[Numpy-discussion] Byte aligned arrays
Thu Dec 20 06:15:15 CST 2012
On Thu, Dec 20, 2012 at 8:12 AM, Henry Gomersall <email@example.com> wrote:
> On Wed, 2012-12-19 at 15:10 +0000, Nathaniel Smith wrote:
>> >> > Is this something that can be rolled into Numpy (the feature, not
>> >> > particular implementation or interface - though I'd be happy for
>> it to
>> >> > be so)?
>> >> >
>> >> > Regarding (b), I've written a test case that works for Linux on
>> >> > with GCC (my platform!). I can test it on 32-bit windows, but
>> that's it.
>> >> > Is ARM supported by Numpy? Neon would be great to include as
>> well. What
>> >> > other platforms might need this?
>> >> Your code looks simple and portable to me (at least the alignment
>> >> part). I can see a good argument for adding this sort of
>> >> directly to numpy with a nice interface, though, since these kind
>> >> requirements seem quite common these days. Maybe an interface like
>> >> a = np.asarray([1, 2, 3], base_alignment=32) # should this be in
>> >> bits or in bytes?
>> >> b = np.empty((10, 10), order="C", base_alignment=32)
>> >> # etc.
>> >> assert a.base_alignment == 32
>> >> which underneath tries to use posix_memalign/_aligned_malloc when
>> >> possible, or falls back on the overallocation trick otherwise?
>> > There is a thread about this from several years back. IIRC, David
>> > was interested in the same problem. At first glance, the alignment
>> > looks interesting. One possible concern is keeping alignment for
>> > views, etc., which is probably not possible in any sensible way. But
>> > who need this most likely know what they are doing and just need
>> > allocated on the proper boundary.
>> Right, my intuition is that it's like order="C" -- if you make a new
>> array by, say, indexing, then it may or may not have order="C", no
>> guarantees. So when you care, you call asarray(a, order="C") and that
>> either makes a copy or not as needed. Similarly for base alignment.
>> I guess to push this analogy even further we could define a set of
>> array flags, ALIGNED_8, ALIGNED_16, etc. (In practice only power-of-2
>> alignment matters, I think, so the number of flags would remain
>> manageable?) That would make the C API easier to deal with too, no
>> need to add PyArray_FromAnyAligned.
> So, if I were to implement this, I presume the proper way would be
> through modifications to multiarray?
Yes, numpy/core/src/multiarray/ is the code you'd be modifying.
> Would this basic description be a reasonable initial target?
My feeling is that we're at the stage where we need to get more
information and feedback from people with experience in this area
before we'll be able to merge anything into numpy proper (since that
implies nailing down and committing to an API).
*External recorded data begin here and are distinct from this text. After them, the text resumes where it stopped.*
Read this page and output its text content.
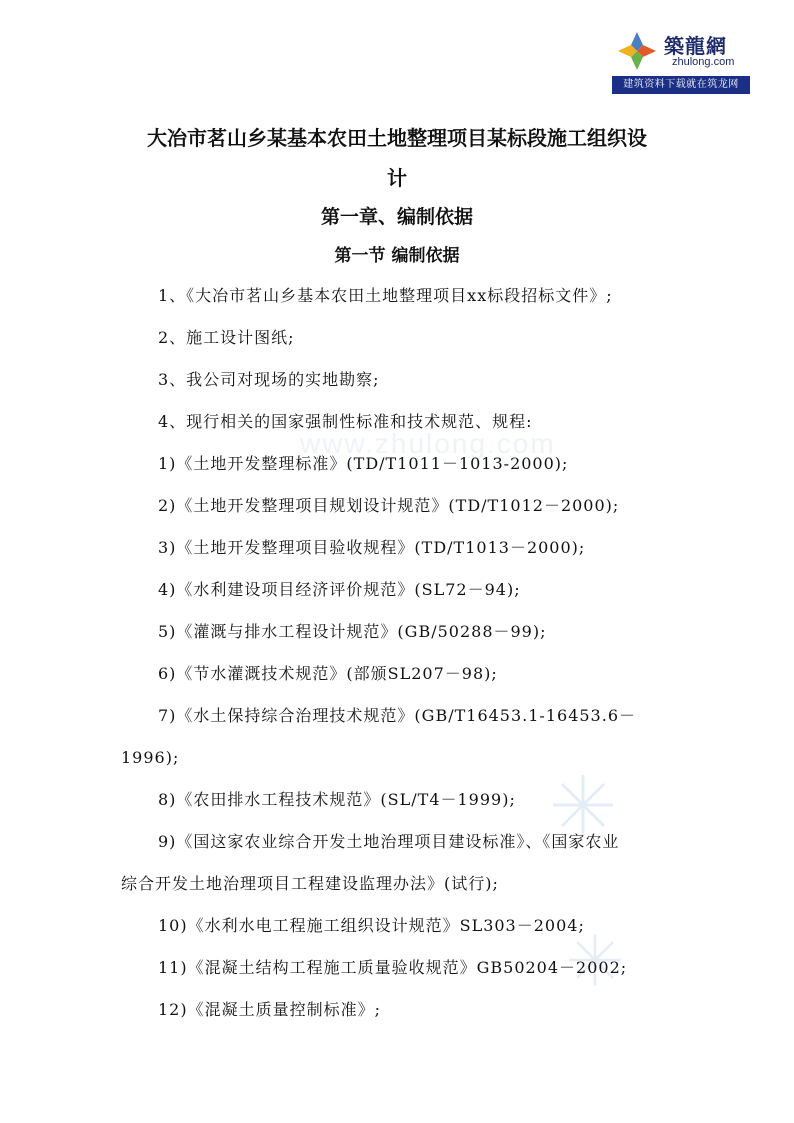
築龍網
zhulong.com
建筑资料下载就在筑龙网
www.zhulong.com
大冶市茗山乡某基本农田土地整理项目某标段施工组织设
计
第一章、编制依据
第一节 编制依据
1、《大冶市茗山乡基本农田土地整理项目xx标段招标文件》;
2、施工设计图纸;
3、我公司对现场的实地勘察;
4、现行相关的国家强制性标准和技术规范、规程:
1)《土地开发整理标准》(TD/T1011－1013-2000);
2)《土地开发整理项目规划设计规范》(TD/T1012－2000);
3)《土地开发整理项目验收规程》(TD/T1013－2000);
4)《水利建设项目经济评价规范》(SL72－94);
5)《灌溉与排水工程设计规范》(GB/50288－99);
6)《节水灌溉技术规范》(部颁SL207－98);
7)《水土保持综合治理技术规范》(GB/T16453.1-16453.6－
1996);
8)《农田排水工程技术规范》(SL/T4－1999);
9)《国这家农业综合开发土地治理项目建设标准》、《国家农业
综合开发土地治理项目工程建设监理办法》(试行);
10)《水利水电工程施工组织设计规范》SL303－2004;
11)《混凝土结构工程施工质量验收规范》GB50204－2002;
12)《混凝土质量控制标准》;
One way to get that
might be to go ahead and implement something to experiment with, and
this "basic description" does seem like one of the plausible options,
so... yes it seems like a reasonable initial target to work on, but I
don't want to mislead you into thinking that I think it would
necessarily be a reasonable initial target to ship in 1.8 or whatever.
I feel like I don't have enough information to make a judgement there.
There must be other people working with SIMD and numpy, right? If
you're interested in this problem, another thing that might help would
be to spend some effort finding those people and convincing them to
get involved in discussing what they need.